In recent years, political campaigns have increasingly begun using a dubious fundraising tactic: promising donors their contributions will be matched by two, three, or even five times. Donald Trump’s campaign—the most prolific user of this ploy—went so far as to pledge to multiply contributions by a factor of 10. These type of fundraising appeals are almost never true, because strict contribution limits make donor-matching nearly impossible. Nevertheless, political candidates and committees have so far gotten away these false claims, though that may not be the case for much longer. In a court filing Monday, federal prosecutors highlighted the donor-matching gambit as deceptive and called out the language that the Trump campaign often employed.
Prosecutors weren’t taking aim at the Trump campaign but rather a Nevada man who ran a scam PAC that bilked small donors with false promises to support various political causes—mostly Trump-related—and who fraudulently obtained PPP relief funds. But, as the feds note, the fraudster lifted almost all of his fundraising material (including the source code for the PAC’s website) from the Trump campaign.
As any nonprofit fundraiser can tell you, the promise of “matching funds” is a highly effective way to boost donations. And, coming from your favorite public radio station or charity, it’s usually a legitimate promise—the nonprofit has a matching donor at the ready. In the political world, there is almost never a matching donor—that’s because campaign finance limits prevent benefactors from giving anywhere near the kind of money needed to match. A nonprofit, which is not confined by contribution limits, only needs one big-spending donor to cover its matches. But in politics, the most a single donor can give to a candidate during a given election cycle is $5,800. Effectively matching all the donations that might pour in from a small-donor fundraising campaign like those mounted by the Trump campaign would require having numerous max donors standing by. The logistics are just too impractical.
There are pretty strict rules governing how nonprofits can operate—they can’t, for example, lie and deceive to raise money. But political campaigns are given wider latitude because their fundraising efforts are considered political speech. For this reason, prosecutors and regulators typically have been leery of cracking down on deceptive political fundraising tactics.
On Monday, however, the Justice Department signaled that it has noticed the matching-funds appeals and finds them dishonest. This warning came as part of the case against James Kyle Bell, who set up a supposedly pro-Trump super-PAC called Keep America Great Again (he later switched tactics and tried to disguise his group as a pro-Joe Biden super-PAC). In his fundraising blasts, Bell offered to match donations by five times. Despite raising more than $250,000, Bell never spent any of the money supporting Trump, Biden, or any other political candidate or cause. Bell also fraudulently applied for PPP relief funds on behalf of shell companies he had set up, and eventually received at least $1 million. Bell pleaded guilty on Monday to wire fraud. Buried in the court filings, federal prosecutors revealed a very negative view of the tactic of promising matching funds.

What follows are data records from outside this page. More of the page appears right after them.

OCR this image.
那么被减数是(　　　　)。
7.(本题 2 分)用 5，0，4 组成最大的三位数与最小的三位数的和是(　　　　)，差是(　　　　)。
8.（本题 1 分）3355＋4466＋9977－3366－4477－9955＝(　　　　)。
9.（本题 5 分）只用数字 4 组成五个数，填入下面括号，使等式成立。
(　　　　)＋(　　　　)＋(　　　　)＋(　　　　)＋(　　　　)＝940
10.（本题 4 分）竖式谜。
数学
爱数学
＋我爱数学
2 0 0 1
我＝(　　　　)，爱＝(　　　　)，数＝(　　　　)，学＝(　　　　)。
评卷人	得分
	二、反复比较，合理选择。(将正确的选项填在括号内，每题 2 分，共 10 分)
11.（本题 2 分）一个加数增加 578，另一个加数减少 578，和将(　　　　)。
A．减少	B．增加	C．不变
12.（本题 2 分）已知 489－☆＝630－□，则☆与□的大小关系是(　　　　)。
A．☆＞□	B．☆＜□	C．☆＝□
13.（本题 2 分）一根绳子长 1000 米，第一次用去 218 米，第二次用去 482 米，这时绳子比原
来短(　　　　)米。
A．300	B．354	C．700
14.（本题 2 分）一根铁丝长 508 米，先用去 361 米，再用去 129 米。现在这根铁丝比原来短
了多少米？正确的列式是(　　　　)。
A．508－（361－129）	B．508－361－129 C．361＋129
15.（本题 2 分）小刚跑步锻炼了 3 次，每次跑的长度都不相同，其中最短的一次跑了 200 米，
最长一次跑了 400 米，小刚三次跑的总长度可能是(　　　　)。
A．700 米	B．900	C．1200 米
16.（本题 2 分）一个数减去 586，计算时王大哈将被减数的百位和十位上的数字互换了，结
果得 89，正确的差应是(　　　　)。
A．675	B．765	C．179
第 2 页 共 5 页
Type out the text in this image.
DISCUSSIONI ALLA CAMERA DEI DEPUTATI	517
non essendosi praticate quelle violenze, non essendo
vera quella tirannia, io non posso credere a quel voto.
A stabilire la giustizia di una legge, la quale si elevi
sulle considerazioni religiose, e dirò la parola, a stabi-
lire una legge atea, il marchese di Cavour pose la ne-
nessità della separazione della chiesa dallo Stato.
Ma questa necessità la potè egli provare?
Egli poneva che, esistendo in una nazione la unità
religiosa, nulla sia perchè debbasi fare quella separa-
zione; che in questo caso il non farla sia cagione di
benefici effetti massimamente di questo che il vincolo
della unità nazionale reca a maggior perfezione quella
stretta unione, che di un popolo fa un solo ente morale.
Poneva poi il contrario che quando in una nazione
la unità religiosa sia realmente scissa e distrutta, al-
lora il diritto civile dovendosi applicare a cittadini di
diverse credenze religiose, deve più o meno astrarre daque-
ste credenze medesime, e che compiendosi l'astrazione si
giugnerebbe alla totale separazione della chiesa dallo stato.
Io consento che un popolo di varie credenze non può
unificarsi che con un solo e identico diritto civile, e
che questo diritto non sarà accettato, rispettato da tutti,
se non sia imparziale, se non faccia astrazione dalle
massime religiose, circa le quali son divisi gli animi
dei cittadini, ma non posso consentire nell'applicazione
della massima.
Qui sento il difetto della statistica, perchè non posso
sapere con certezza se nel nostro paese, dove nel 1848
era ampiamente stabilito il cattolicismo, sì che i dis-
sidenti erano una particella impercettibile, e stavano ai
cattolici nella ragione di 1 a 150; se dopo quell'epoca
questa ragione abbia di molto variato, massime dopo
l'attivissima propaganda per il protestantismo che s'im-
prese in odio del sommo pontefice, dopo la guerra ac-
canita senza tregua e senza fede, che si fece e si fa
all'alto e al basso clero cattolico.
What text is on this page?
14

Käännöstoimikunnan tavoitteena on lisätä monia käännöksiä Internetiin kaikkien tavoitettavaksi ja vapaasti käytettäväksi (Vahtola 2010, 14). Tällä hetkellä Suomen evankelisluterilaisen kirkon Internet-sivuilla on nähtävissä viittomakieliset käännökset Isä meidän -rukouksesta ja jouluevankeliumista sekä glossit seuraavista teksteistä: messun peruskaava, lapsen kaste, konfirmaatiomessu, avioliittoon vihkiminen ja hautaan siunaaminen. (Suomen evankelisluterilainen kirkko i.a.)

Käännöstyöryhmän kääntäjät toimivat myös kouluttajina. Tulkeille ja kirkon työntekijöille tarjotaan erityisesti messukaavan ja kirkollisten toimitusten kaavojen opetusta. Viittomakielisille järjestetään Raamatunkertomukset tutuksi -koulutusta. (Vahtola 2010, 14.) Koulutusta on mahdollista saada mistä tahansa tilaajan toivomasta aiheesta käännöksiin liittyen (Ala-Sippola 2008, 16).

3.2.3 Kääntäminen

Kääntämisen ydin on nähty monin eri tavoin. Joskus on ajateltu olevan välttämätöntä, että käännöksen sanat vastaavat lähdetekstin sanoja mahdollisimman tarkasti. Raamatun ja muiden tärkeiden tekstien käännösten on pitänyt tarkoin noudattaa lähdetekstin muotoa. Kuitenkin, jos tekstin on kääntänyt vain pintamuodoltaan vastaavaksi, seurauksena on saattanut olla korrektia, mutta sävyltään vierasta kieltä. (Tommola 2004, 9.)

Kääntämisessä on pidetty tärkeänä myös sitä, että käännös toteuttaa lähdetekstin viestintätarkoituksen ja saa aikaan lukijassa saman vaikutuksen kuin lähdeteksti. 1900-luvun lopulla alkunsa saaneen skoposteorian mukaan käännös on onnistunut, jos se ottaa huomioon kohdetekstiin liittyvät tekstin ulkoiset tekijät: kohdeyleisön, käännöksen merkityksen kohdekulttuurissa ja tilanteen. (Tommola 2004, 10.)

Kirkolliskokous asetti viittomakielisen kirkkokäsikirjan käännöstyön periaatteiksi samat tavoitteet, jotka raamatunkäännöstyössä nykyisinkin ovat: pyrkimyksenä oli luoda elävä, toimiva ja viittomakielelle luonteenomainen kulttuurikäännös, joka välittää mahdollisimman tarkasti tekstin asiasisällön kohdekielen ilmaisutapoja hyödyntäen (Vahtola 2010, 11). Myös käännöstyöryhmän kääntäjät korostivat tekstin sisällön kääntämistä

Bell’s super-PAC reached more than 42,000 people with its fundraising emails—as many as 1,000 donated—and his “e-mail marketing contained material misrepresentations including promising ‘5X’ matching of any donation,” prosecutors noted. While that is a far cry from prosecuting anyone for using the tactic, according to Paul S. Ryan, vice president of policy and litigation at watchdog group Common Cause, it still raises the stakes for any campaign thinking about offering matches they can’t actually make.
“Would the DOJ go after a PAC making legitimate political expenditures and contributions, but that falsely used ‘match’ language in its solicitation of contributions? I don’t know and won’t venture a guess,” Ryan says. “But candidates and PACs should now be on notice that the DOJ considers such false ‘match’ language to be a material misrepresentation to donors. All candidates and PACs should steer clear from using material misrepresentations when soliciting contributions.”